The purpose for Israel’s election was to be a light and a guide to the rest of the nations around them as a picture of a nation in covenant with God. When they were in fellowship, they were rich, prosperous, and unstoppable. When they were out of fellowship, God allowed their enemies to conquer and enslave them (ex. Assyrians, Babylonians, Persians, Greeks, and Romans). The purpose of our Dispensation and that of the church is not to convert every country in the world, because that is impossible.

Jesus told His disciples in Matthew 28:19 to go forth and make disciples of all nations (ethnos), or ethnic groups, not kingdoms (basileia). And so we see that the church is comprised of those who are called-out from every nation, who would make up the body of Christ (Acts 15:13-18).

The church is the body of Christ, which could not have occurred until His birth, life, death, and resurrection. If Christ is the head of this spiritual, universal body of believers (1 Cor.11:3; Eph. 1:22, 5:23; Col. 1:18), then the only way we can be incorporated into His body is by the baptism of the Holy Spirit.

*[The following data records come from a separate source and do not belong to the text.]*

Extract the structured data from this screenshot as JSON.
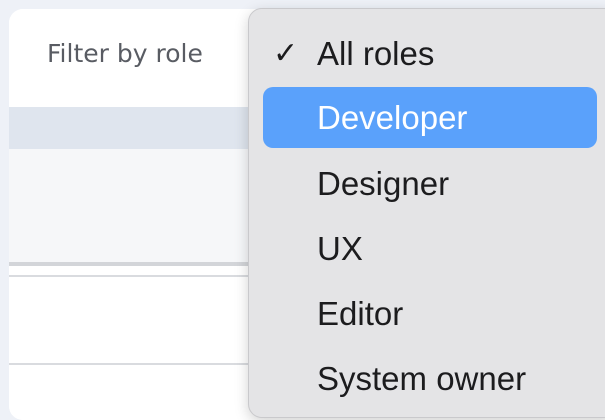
{
  "filter": {
    "label": "Filter by role"
  },
  "role_menu": {
    "selected": "All roles",
    "highlighted": "Developer",
    "items": [
      {
        "label": "All roles",
        "checked": true
      },
      {
        "label": "Developer",
        "checked": false
      },
      {
        "label": "Designer",
        "checked": false
      },
      {
        "label": "UX",
        "checked": false
      },
      {
        "label": "Editor",
        "checked": false
      },
      {
        "label": "System owner",
        "checked": false
      }
    ],
    "check_glyph": "✓",
    "highlight_color": "#5aa1fb"
  }
}
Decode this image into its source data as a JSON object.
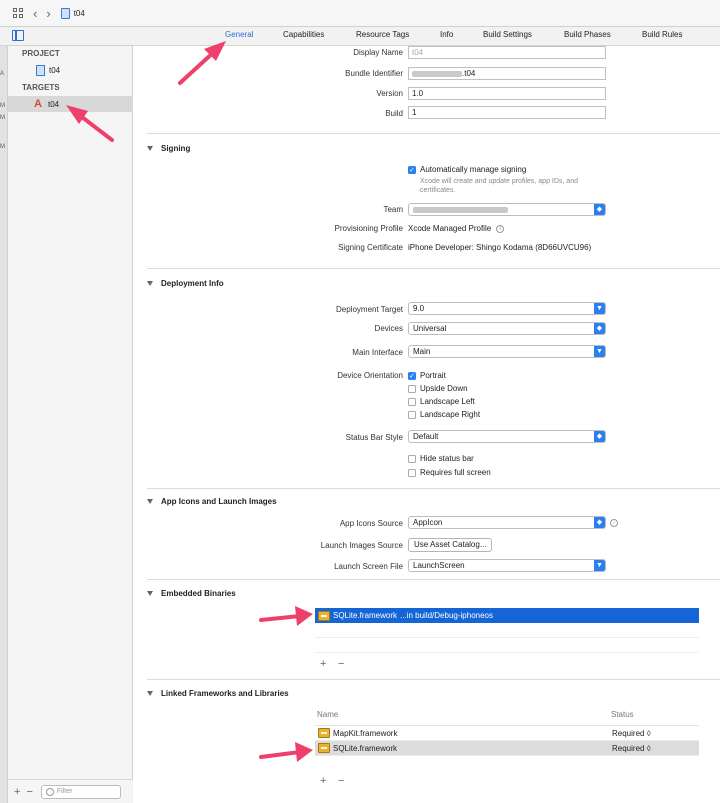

“For as the body is one and has many members, but all the members of that one body, being many, are one body, so also is Christ. For by one Spirit we were all baptized into one body—whether Jews or Greeks, whether slaves or free—and have all been made to drink into one Spirit” (1 Corinthians 12:12-13),

Therefore, there could be no church (called-out believers in Jesus Christ) until the Holy Spirit was given at Pentecost (Acts 1:4-5, 2:1-4), who baptizes believers into this body (Eph. 4:4-6). This means that the church could not be Israel even though both were called-out peoples (or assemblies of called-out ones).